At the keynote speech for the University’s first Martin Luther King Jr. symposium since the passage of the affirmative action ban, former Congressman Kweisi Mfume called the ballot initiative a setback.

Mfume has spent time on the front lines of the civil rights movement, most notably as president of the NAACP.

Born and raised in Baltimore, Mfume was forced to drop out of school after his mother’s death. He raised his three younger sisters but soon became involved in street crime and became a teenage father.

At 22, he obtained his GED and graduated from Morgan State University in Baltimore. He later earned a masters degree at John Hopkins University.

Mfume was elected to the Baltimore City Council in 1979 by a margin of three votes. Seven years later, he was elected to the U.S. House of Representatives, where he served as chairman of the Congressional Black Caucus.
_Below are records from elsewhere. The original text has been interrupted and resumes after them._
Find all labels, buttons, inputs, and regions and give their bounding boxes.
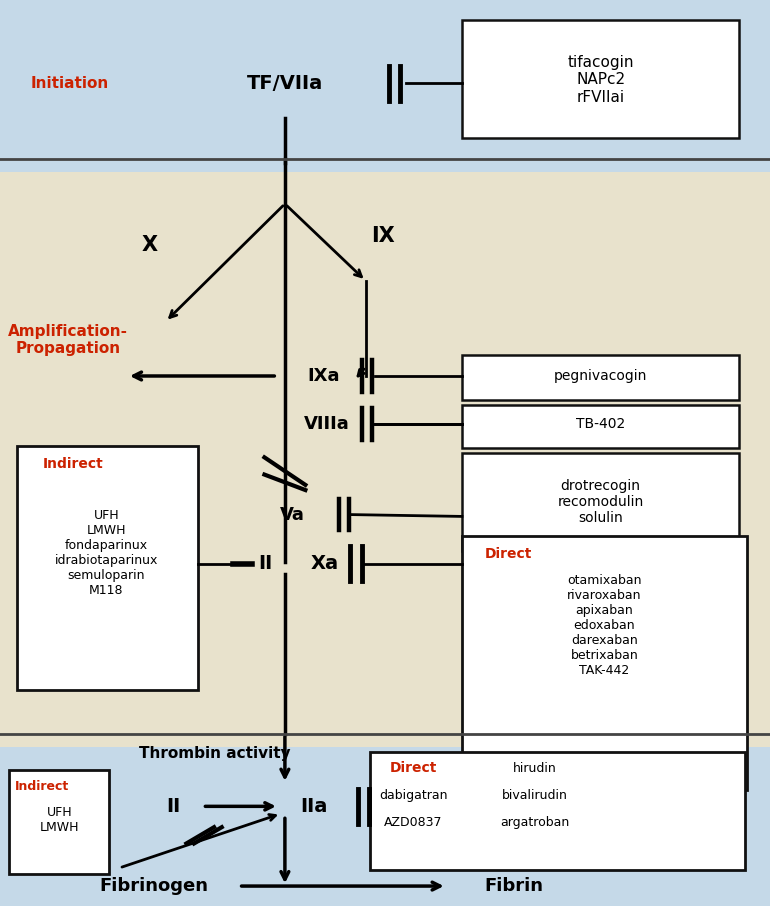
Text: Indirect: Indirect xyxy=(43,457,103,471)
Bar xyxy=(462,405,739,448)
Bar xyxy=(9,770,109,874)
Bar xyxy=(17,446,198,690)
Text: TB-402: TB-402 xyxy=(576,417,625,431)
Bar xyxy=(0,0,770,172)
Text: Indirect: Indirect xyxy=(15,780,69,793)
Text: Fibrin: Fibrin xyxy=(485,877,544,895)
Text: X: X xyxy=(142,235,158,255)
Text: Va: Va xyxy=(280,506,305,524)
Text: Direct: Direct xyxy=(484,547,532,562)
Text: Xa: Xa xyxy=(311,554,339,573)
Text: Direct: Direct xyxy=(390,761,437,776)
Text: hirudin: hirudin xyxy=(514,762,557,775)
Text: argatroban: argatroban xyxy=(500,816,570,829)
Text: AZD0837: AZD0837 xyxy=(384,816,443,829)
Text: TF/VIIa: TF/VIIa xyxy=(246,74,323,92)
Text: pegnivacogin: pegnivacogin xyxy=(554,369,648,383)
Text: UFH
LMWH
fondaparinux
idrabiotaparinux
semuloparin
M118: UFH LMWH fondaparinux idrabiotaparinux s… xyxy=(55,508,158,597)
Bar xyxy=(462,355,739,400)
Bar xyxy=(0,172,770,747)
Bar xyxy=(462,453,739,551)
Text: II: II xyxy=(259,554,273,573)
Text: Initiation: Initiation xyxy=(30,76,109,91)
Bar xyxy=(462,536,747,790)
Text: dabigatran: dabigatran xyxy=(380,789,447,802)
Text: drotrecogin
recomodulin
solulin: drotrecogin recomodulin solulin xyxy=(557,478,644,525)
Text: IXa: IXa xyxy=(307,367,340,385)
Text: Amplification-
Propagation: Amplification- Propagation xyxy=(8,323,128,356)
Text: II: II xyxy=(166,797,180,815)
Text: Thrombin activity: Thrombin activity xyxy=(139,747,290,761)
Bar xyxy=(370,752,745,870)
Text: VIIIa: VIIIa xyxy=(304,415,350,433)
Text: IX: IX xyxy=(372,226,395,246)
Bar xyxy=(0,747,770,906)
Text: tifacogin
NAPc2
rFVIIai: tifacogin NAPc2 rFVIIai xyxy=(567,55,634,104)
Bar xyxy=(462,20,739,138)
Text: bivalirudin: bivalirudin xyxy=(502,789,568,802)
Text: UFH
LMWH: UFH LMWH xyxy=(39,806,79,834)
Text: Fibrinogen: Fibrinogen xyxy=(99,877,209,895)
Text: IIa: IIa xyxy=(300,797,328,815)
Text: otamixaban
rivaroxaban
apixaban
edoxaban
darexaban
betrixaban
TAK-442: otamixaban rivaroxaban apixaban edoxaban… xyxy=(567,573,641,677)
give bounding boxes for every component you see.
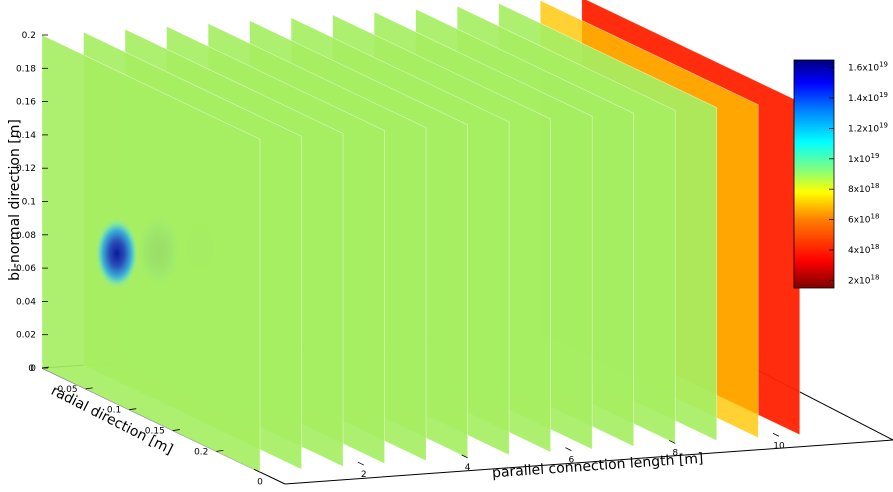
x-tick-label: 0 — [257, 477, 263, 487]
x-tick-label: 6 — [569, 456, 575, 466]
z-tick-label: 0.02 — [16, 331, 36, 341]
y-tick-label: 0.1 — [107, 406, 121, 416]
x-axis-label: parallel connection length [m] — [492, 451, 704, 482]
y-tick-mark — [216, 450, 224, 452]
z-tick-label: 0 — [30, 364, 36, 374]
colorbar-tick-label: 1x1019 — [848, 152, 879, 165]
colorbar-tick-label: 1.6x1019 — [848, 61, 888, 74]
z-tick-label: 0.04 — [16, 297, 36, 307]
z-tick-label: 0.12 — [16, 164, 36, 174]
slice-x-0 — [41, 34, 261, 473]
z-tick-label: 0.14 — [16, 131, 36, 141]
x-tick-mark — [461, 454, 468, 459]
colorbar-ticks: 1.6x1019 1.4x1019 1.2x1019 1x1019 8x1018 6x10… — [829, 61, 888, 286]
y-tick-mark — [41, 366, 50, 369]
z-tick-label: 0.1 — [22, 198, 36, 208]
x-tick-label: 4 — [465, 463, 471, 473]
x-tick-label: 10 — [773, 441, 785, 451]
slices-group — [41, 0, 801, 473]
colorbar-tick-label: 1.4x1019 — [848, 91, 888, 104]
density-blob — [92, 217, 137, 290]
y-tick-mark — [172, 429, 180, 431]
y-axis: 0 0.05 0.1 0.15 0.2 — [28, 364, 224, 457]
colorbar-tick-label: 6x1018 — [848, 213, 879, 226]
x-tick-mark — [565, 447, 572, 452]
x-tick-mark — [253, 468, 261, 473]
y-tick-mark — [129, 408, 137, 411]
colorbar-tick-label: 2x1018 — [848, 273, 879, 286]
z-axis: 0 0.02 0.04 0.06 0.08 0.1 0.12 0.14 0.16 0.18 0.2 — [16, 31, 48, 374]
x-tick-label: 2 — [361, 470, 367, 480]
y-tick-mark — [85, 387, 93, 390]
parallel-axis-line — [284, 439, 893, 485]
y-tick-label: 0.15 — [145, 427, 165, 437]
x-tick-label: 8 — [672, 448, 678, 458]
z-axis-label: bi-normal direction [m] — [7, 119, 23, 281]
x-tick-mark — [357, 461, 364, 466]
z-tick-label: 0.08 — [16, 231, 36, 241]
x-tick-mark — [772, 432, 780, 437]
colorbar-gradient — [793, 59, 835, 289]
colorbar-tick-label: 1.2x1019 — [848, 121, 888, 134]
colorbar-tick-label: 4x1018 — [848, 243, 879, 256]
z-tick-label: 0.06 — [16, 264, 36, 274]
x-tick-mark — [669, 440, 676, 444]
z-tick-label: 0.18 — [16, 64, 36, 74]
colorbar-tick-label: 8x1018 — [848, 182, 879, 195]
y-tick-label: 0.2 — [194, 447, 208, 457]
y-tick-label: 0.05 — [58, 385, 78, 395]
z-tick-label: 0.16 — [16, 98, 36, 108]
x-axis: 0 2 4 6 8 10 — [253, 432, 785, 487]
colorbar: 1.6x1019 1.4x1019 1.2x1019 1x1019 8x1018 6x10… — [793, 59, 888, 289]
y-tick-label: 0 — [28, 364, 34, 374]
z-tick-label: 0.2 — [22, 31, 36, 41]
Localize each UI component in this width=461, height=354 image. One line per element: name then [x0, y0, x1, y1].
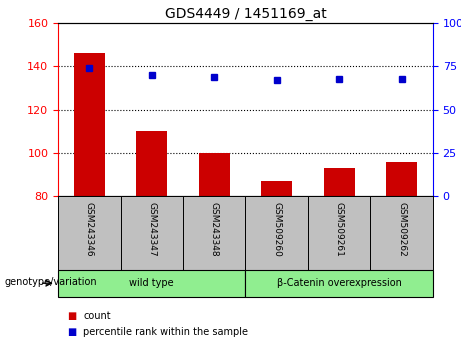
- Bar: [120, 196, 183, 270]
- Text: count: count: [83, 311, 111, 321]
- Text: GSM243347: GSM243347: [147, 202, 156, 257]
- Text: GSM509262: GSM509262: [397, 202, 406, 257]
- Text: GSM243346: GSM243346: [85, 202, 94, 257]
- Bar: [183, 196, 245, 270]
- Text: GSM243348: GSM243348: [210, 202, 219, 257]
- Bar: [245, 196, 308, 270]
- Bar: [386, 162, 417, 196]
- Bar: [370, 196, 433, 270]
- Text: wild type: wild type: [130, 278, 174, 288]
- Bar: [199, 153, 230, 196]
- Bar: [324, 168, 355, 196]
- Text: β-Catenin overexpression: β-Catenin overexpression: [277, 278, 402, 288]
- Text: GSM509260: GSM509260: [272, 202, 281, 257]
- Title: GDS4449 / 1451169_at: GDS4449 / 1451169_at: [165, 7, 326, 21]
- Bar: [58, 270, 245, 297]
- Bar: [136, 131, 167, 196]
- Bar: [245, 270, 433, 297]
- Text: genotype/variation: genotype/variation: [5, 277, 97, 287]
- Text: percentile rank within the sample: percentile rank within the sample: [83, 327, 248, 337]
- Bar: [58, 196, 120, 270]
- Text: ■: ■: [67, 311, 77, 321]
- Text: GSM509261: GSM509261: [335, 202, 344, 257]
- Bar: [74, 53, 105, 196]
- Text: ■: ■: [67, 327, 77, 337]
- Bar: [261, 181, 292, 196]
- Bar: [308, 196, 370, 270]
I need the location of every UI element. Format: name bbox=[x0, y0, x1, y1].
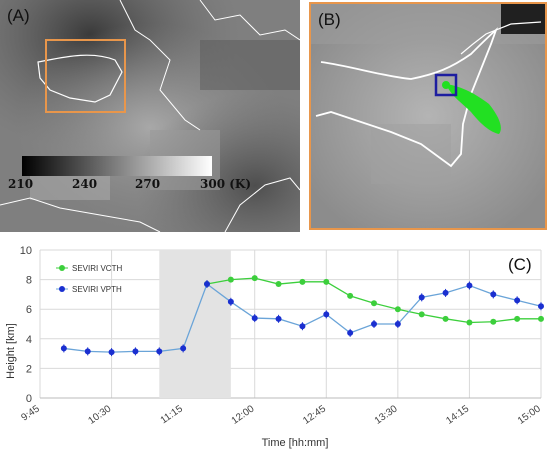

In 1996, he left Congress and assumed the presidency of the NAACP.

Students praised Mfume’s speech.

“His speech didn’t speak to just the academics,” Social Work student Victor Harrell said. “It spoke to the political, social and spiritual aspects of what Dr. King stood for.”

In an interview after the speech, Mfume said he hoped his speech would drive students to action.

“It’s got to find its genesis in the heart of students,” he said when asked about how students could cure social problems. “I try to ignite the passion in them.”

University President Mary Sue Coleman also spoke at the symposium about the University’s future after Proposal 2, which banned affirmative action in admissions.

She assured the crowd that the University will do everything within its legal power to maintain a diverse and active student community.

“We want a mosaic of students,” she said. “We will always work to attain such diversity, affirmative action or not, because it is the right thing to do as a great public university committed to academic excellence.”

But Coleman, who declared that “Michigan is diversity” in a speech on the Diag the day after Proposal 2 passed, toned down her rhetoric.

She said the University “is known first and foremost for its academic excellence” and spoke about a need for the University to enroll a student body diverse in many ways, not just racially.

“We want students who are Croatian or Canadian; students who speak six languages or have lived in six countries; students whose parents have struggled to provide for them, or whose parents run America’s corporations,” she said.